Puget Sound / Essays / Prompt 1
Puget Sound: Common App Personal Statement
250-650 words; respond to one prompt
The Common App essay prompts for 2025-2026 are: (1) Some students have a background, identity, interest, or talent that is so meaningful they believe their application would be incomplete without it. If this sounds like you, then please share your story. (2) The lessons we take from obstacles we encounter can be fundamental to later success. Recount a time when you faced a challenge, setback, or failure. How did it affect you, and what did you learn from the experience? (3) Reflect on a time when you questioned or challenged a belief or idea. What prompted your thinking? What was the outcome? (4) Reflect on something that someone has done for you that has made you happy or thankful in a surprising way. How has this gratitude affected or motivated you? (5) Discuss an accomplishment, event, or realization that sparked a period of personal growth and a new understanding of yourself or others. (6) Describe a topic, idea, or concept you find so engaging that it makes you lose all track of time. Why does it captivate you? What or who do you turn to when you want to learn more? (7) Share an essay on any topic of your choice.

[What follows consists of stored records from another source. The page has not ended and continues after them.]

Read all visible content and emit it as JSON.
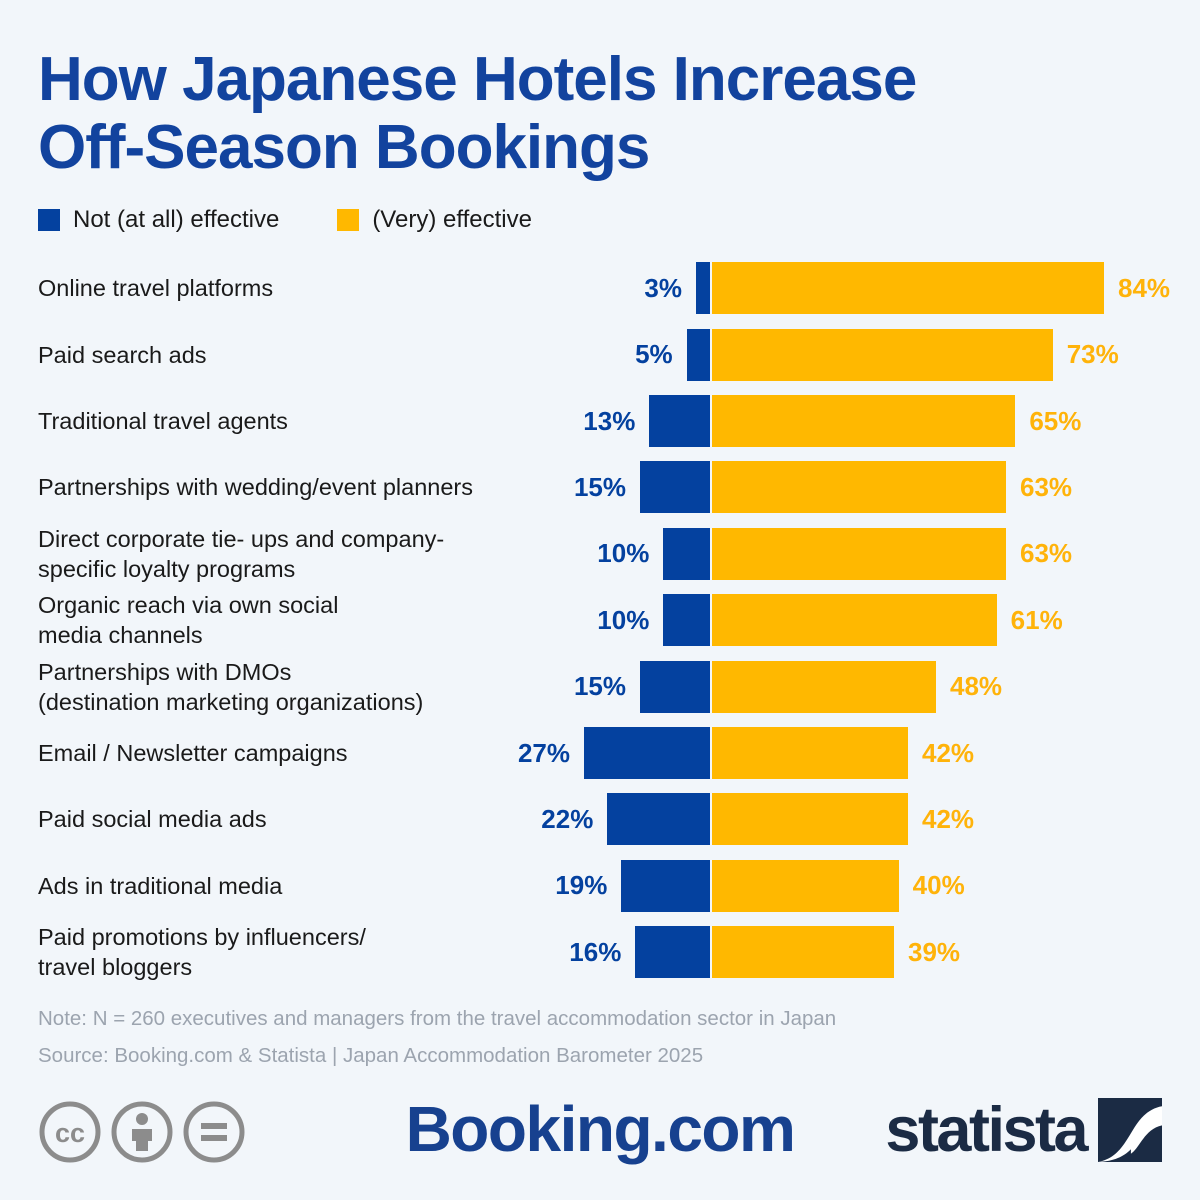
{
  "page": {
    "title_lines": [
      "How Japanese Hotels Increase",
      "Off-Season Bookings"
    ],
    "note": "Note: N = 260 executives and managers from the travel accommodation sector in Japan",
    "source": "Source: Booking.com & Statista | Japan Accommodation Barometer 2025"
  },
  "legend": [
    {
      "label": "Not (at all) effective",
      "color": "#04419F"
    },
    {
      "label": "(Very) effective",
      "color": "#FFB800"
    }
  ],
  "chart_data": {
    "type": "bar",
    "orientation": "horizontal-diverging",
    "title": "How Japanese Hotels Increase Off-Season Bookings",
    "value_suffix": "%",
    "axis_hidden": true,
    "legend_position": "top-left",
    "categories": [
      "Online travel platforms",
      "Paid search ads",
      "Traditional travel agents",
      "Partnerships with wedding/event planners",
      "Direct corporate tie- ups and company-\nspecific loyalty programs",
      "Organic reach via own social\nmedia channels",
      "Partnerships with DMOs\n(destination marketing organizations)",
      "Email / Newsletter campaigns",
      "Paid social media ads",
      "Ads in traditional media",
      "Paid promotions by influencers/\ntravel bloggers"
    ],
    "series": [
      {
        "name": "Not (at all) effective",
        "color": "#04419F",
        "label_color": "#04419F",
        "values": [
          3,
          5,
          13,
          15,
          10,
          10,
          15,
          27,
          22,
          19,
          16
        ]
      },
      {
        "name": "(Very) effective",
        "color": "#FFB800",
        "label_color": "#FFB30A",
        "values": [
          84,
          73,
          65,
          63,
          63,
          61,
          48,
          42,
          42,
          40,
          39
        ]
      }
    ]
  },
  "footer": {
    "booking_logo_text": "Booking.com",
    "statista_logo_text": "statista",
    "cc_icon_names": [
      "cc-icon",
      "attribution-person-icon",
      "equals-nd-icon"
    ]
  },
  "colors": {
    "background": "#F2F6FA",
    "title_blue": "#12439E",
    "bar_blue": "#04419F",
    "bar_yellow": "#FFB800",
    "yellow_label": "#FFB30A",
    "muted_text": "#9CA4AF",
    "statista_navy": "#1B2B44",
    "booking_blue": "#17418F",
    "cc_gray": "#8C8C8C"
  }
}
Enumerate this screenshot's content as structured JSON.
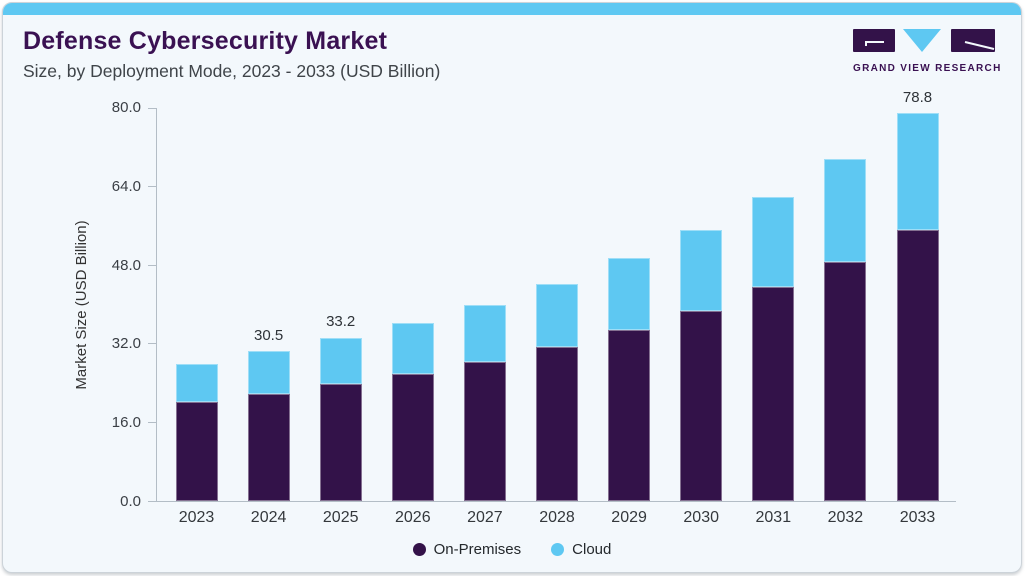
{
  "header": {
    "title": "Defense Cybersecurity Market",
    "subtitle": "Size, by Deployment Mode, 2023 - 2033 (USD Billion)",
    "title_color": "#3a1152"
  },
  "logo": {
    "name": "Grand View Research",
    "text": "GRAND VIEW RESEARCH",
    "purple": "#331249",
    "blue": "#5ec8f2"
  },
  "card": {
    "background": "#f3f8fc",
    "top_strip_color": "#5ec8f2",
    "border_color": "#ccd3d9"
  },
  "chart_data": {
    "type": "bar",
    "stacked": true,
    "title": "Defense Cybersecurity Market Size, by Deployment Mode, 2023 - 2033 (USD Billion)",
    "categories": [
      "2023",
      "2024",
      "2025",
      "2026",
      "2027",
      "2028",
      "2029",
      "2030",
      "2031",
      "2032",
      "2033"
    ],
    "series": [
      {
        "name": "On-Premises",
        "color": "#331249",
        "values": [
          20.1,
          21.8,
          23.8,
          25.8,
          28.2,
          31.2,
          34.7,
          38.6,
          43.4,
          48.6,
          55.0
        ]
      },
      {
        "name": "Cloud",
        "color": "#5ec8f2",
        "values": [
          7.8,
          8.7,
          9.4,
          10.4,
          11.7,
          12.9,
          14.6,
          16.4,
          18.3,
          20.9,
          23.8
        ]
      }
    ],
    "totals": [
      27.9,
      30.5,
      33.2,
      36.2,
      39.9,
      44.1,
      49.3,
      55.0,
      61.7,
      69.5,
      78.8
    ],
    "data_labels": [
      null,
      "30.5",
      "33.2",
      null,
      null,
      null,
      null,
      null,
      null,
      null,
      "78.8"
    ],
    "xlabel": "",
    "ylabel": "Market Size (USD Billion)",
    "ylim": [
      0,
      80
    ],
    "yticks": [
      "0.0",
      "16.0",
      "32.0",
      "48.0",
      "64.0",
      "80.0"
    ],
    "grid": false,
    "legend": [
      "On-Premises",
      "Cloud"
    ],
    "legend_position": "bottom",
    "axis_color": "#b3bdc6",
    "tick_label_color": "#3a3f45"
  }
}
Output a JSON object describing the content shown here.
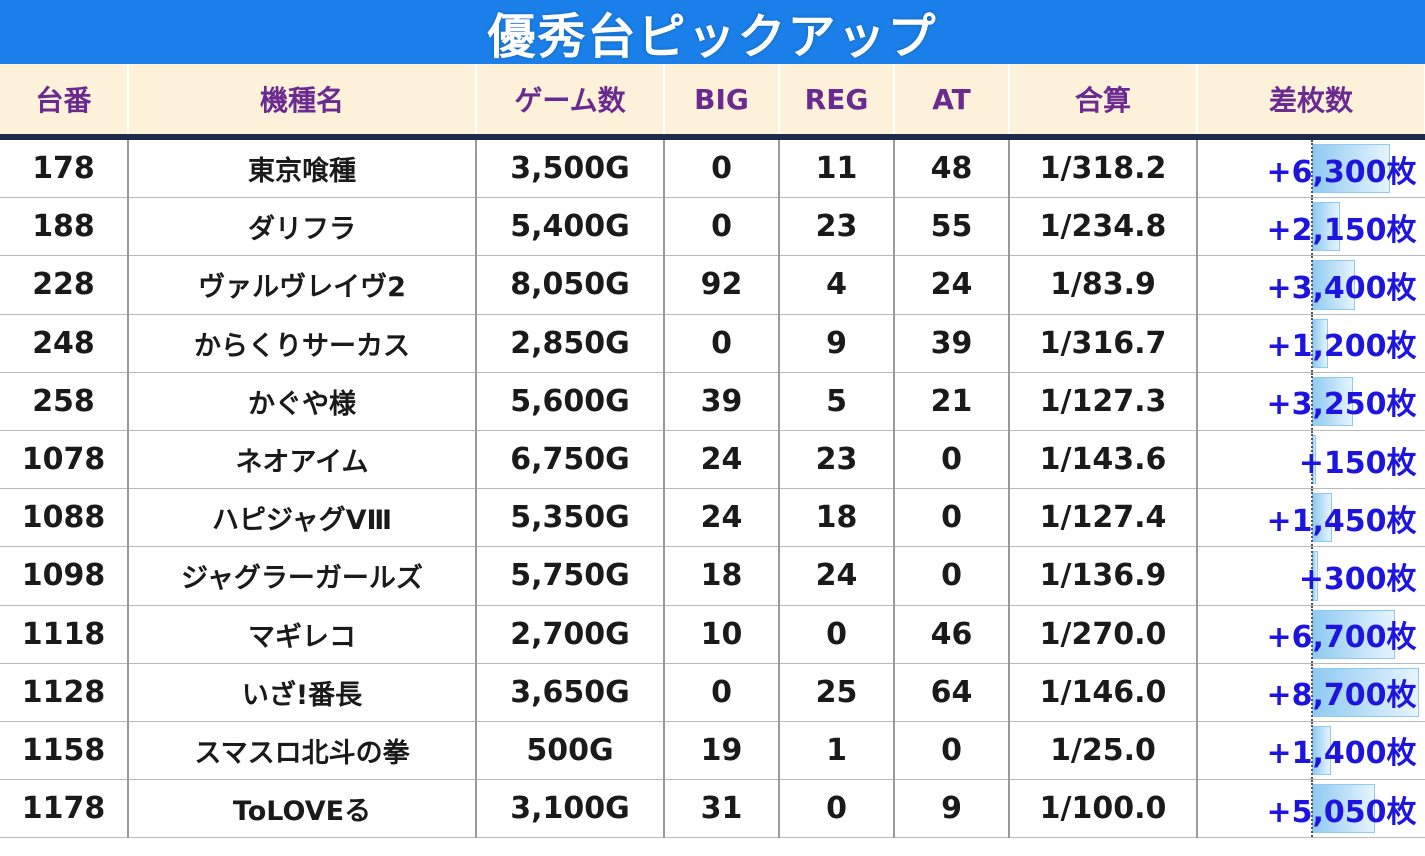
{
  "title": "優秀台ピックアップ",
  "headers": [
    "台番",
    "機種名",
    "ゲーム数",
    "BIG",
    "REG",
    "AT",
    "合算",
    "差枚数"
  ],
  "diff_max": 8700,
  "rows": [
    {
      "no": "178",
      "name": "東京喰種",
      "games": "3,500G",
      "big": "0",
      "reg": "11",
      "at": "48",
      "total": "1/318.2",
      "diff": "+6,300枚",
      "diff_value": 6300
    },
    {
      "no": "188",
      "name": "ダリフラ",
      "games": "5,400G",
      "big": "0",
      "reg": "23",
      "at": "55",
      "total": "1/234.8",
      "diff": "+2,150枚",
      "diff_value": 2150
    },
    {
      "no": "228",
      "name": "ヴァルヴレイヴ2",
      "games": "8,050G",
      "big": "92",
      "reg": "4",
      "at": "24",
      "total": "1/83.9",
      "diff": "+3,400枚",
      "diff_value": 3400
    },
    {
      "no": "248",
      "name": "からくりサーカス",
      "games": "2,850G",
      "big": "0",
      "reg": "9",
      "at": "39",
      "total": "1/316.7",
      "diff": "+1,200枚",
      "diff_value": 1200
    },
    {
      "no": "258",
      "name": "かぐや様",
      "games": "5,600G",
      "big": "39",
      "reg": "5",
      "at": "21",
      "total": "1/127.3",
      "diff": "+3,250枚",
      "diff_value": 3250
    },
    {
      "no": "1078",
      "name": "ネオアイム",
      "games": "6,750G",
      "big": "24",
      "reg": "23",
      "at": "0",
      "total": "1/143.6",
      "diff": "+150枚",
      "diff_value": 150
    },
    {
      "no": "1088",
      "name": "ハピジャグVⅢ",
      "games": "5,350G",
      "big": "24",
      "reg": "18",
      "at": "0",
      "total": "1/127.4",
      "diff": "+1,450枚",
      "diff_value": 1450
    },
    {
      "no": "1098",
      "name": "ジャグラーガールズ",
      "games": "5,750G",
      "big": "18",
      "reg": "24",
      "at": "0",
      "total": "1/136.9",
      "diff": "+300枚",
      "diff_value": 300
    },
    {
      "no": "1118",
      "name": "マギレコ",
      "games": "2,700G",
      "big": "10",
      "reg": "0",
      "at": "46",
      "total": "1/270.0",
      "diff": "+6,700枚",
      "diff_value": 6700
    },
    {
      "no": "1128",
      "name": "いざ!番長",
      "games": "3,650G",
      "big": "0",
      "reg": "25",
      "at": "64",
      "total": "1/146.0",
      "diff": "+8,700枚",
      "diff_value": 8700
    },
    {
      "no": "1158",
      "name": "スマスロ北斗の拳",
      "games": "500G",
      "big": "19",
      "reg": "1",
      "at": "0",
      "total": "1/25.0",
      "diff": "+1,400枚",
      "diff_value": 1400
    },
    {
      "no": "1178",
      "name": "ToLOVEる",
      "games": "3,100G",
      "big": "31",
      "reg": "0",
      "at": "9",
      "total": "1/100.0",
      "diff": "+5,050枚",
      "diff_value": 5050
    }
  ]
}
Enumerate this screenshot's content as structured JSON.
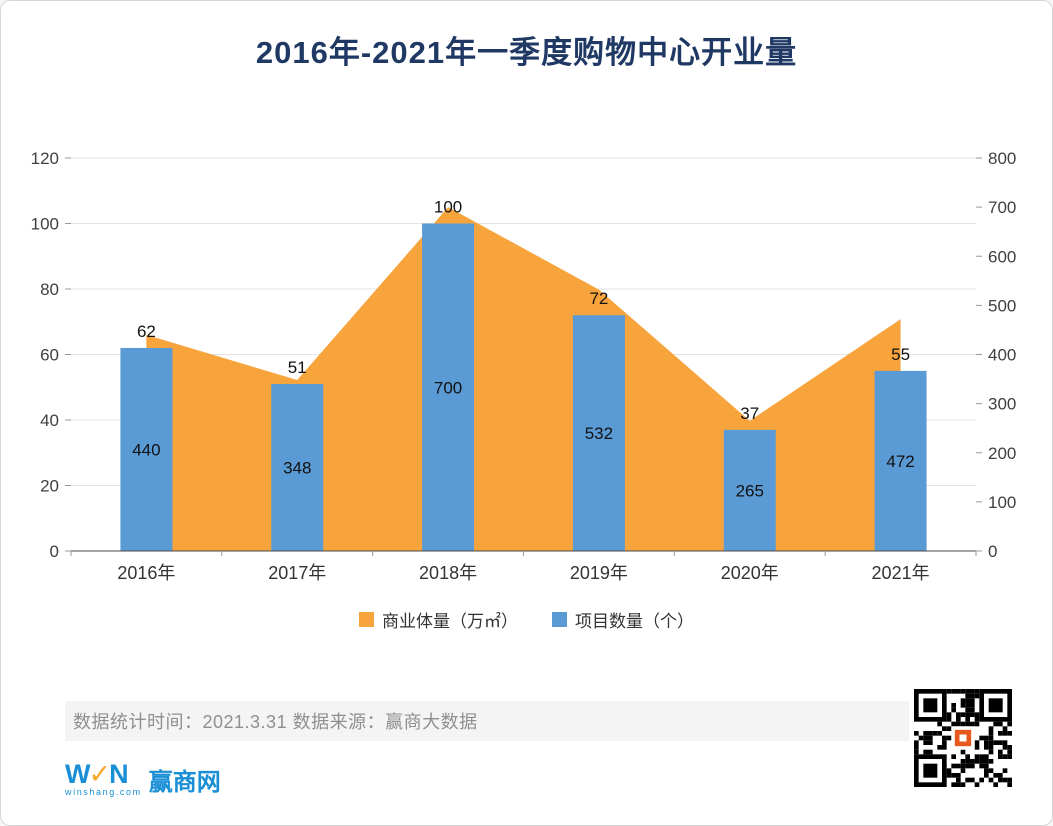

Puget Sound requires no supplemental essay, so the only essay it reads is your Common App personal statement. You choose one of the seven prompts above and write a single essay of 250 to 650 words. The school is asking, in effect: who are you when you are not listing accomplishments? Note that program-specific paths such as the School of Education and the Occupational Therapy doctorate have their own separate essays, but those do not apply to standard first-year admission.
At a holistic, test-optional liberal arts college with no supplement, this one essay is your clearest chance to become a person rather than a transcript. Readers use it to gauge voice, curiosity, self-awareness, and how you might fit a small, collaborative campus. It is the difference between a file they remember and one they do not.
Choose the prompt that lets you tell a story only you could tell, then stop worrying about it. Many strong essays barely answer the literal question, and that is completely fine.
Open on a specific place, object, or five-minute moment and let the meaning grow outward, instead of starting from a big abstract claim about who you are as a person.
Puget Sound cares less about the achievement and more about the shift in how you see things. Show what changed in you, not just what happened to you.
“Ever since I was a little kid, I have always been passionate about helping others and pushing myself to be the best version of myself.”
“The walk-in freezer at the diner is the only place I can hear myself think, so that is where I went the night I decided to quit the team.”
- 1Opening on a concrete, slightly unglamorous image (a junk bin) signals the 'unpolished, genuine voice' Puget Sound rewards. No grand thesis, just specific stuff.
- 2The motivation is honest and small. Saying 'not on heroics but on the puzzle of it' rejects the inspirational-essay cliche and keeps the voice trustworthy and self-aware.
- 3This line is the thematic core for a school that prizes 'curiosity for its own sake.' It states the value plainly without sermonizing, earned by the specific detail just before it.
- 4Introducing failure (objects that go unclaimed) adds maturity. The grandmother detail deepens the speaker briefly without hijacking the essay; the restraint shows judgment.
- 5This pivots cleanly to community-mindedness, the third thing Puget Sound rewards, and earns it through accumulated specifics rather than a claim. The 'one earbud at a time' callback ties it together.
- 6The closing turns a single anecdote into a self-definition without overstating it. 'Bin energy' keeps the diction casual and real, and the final sentence projects the trait forward, which admissions readers look for, while staying within the 650-word ceiling.
- What is a small moment from the last two years that I still think about, even though it would never make my activities list?
- If a close friend described me to a stranger, what specific story would they tell, and what does that story say about how I move through the world?
- What did I once believe, or want, or assume that I no longer do, and what changed my mind?
- Does this essay sound like me reading it aloud, not a polished stranger? Read it out loud and cut any line you would never actually say.
- Have I avoided repeating my activities list and instead gone deep on one thread or moment?
- Is there at least one detail so specific that no other applicant could have written it?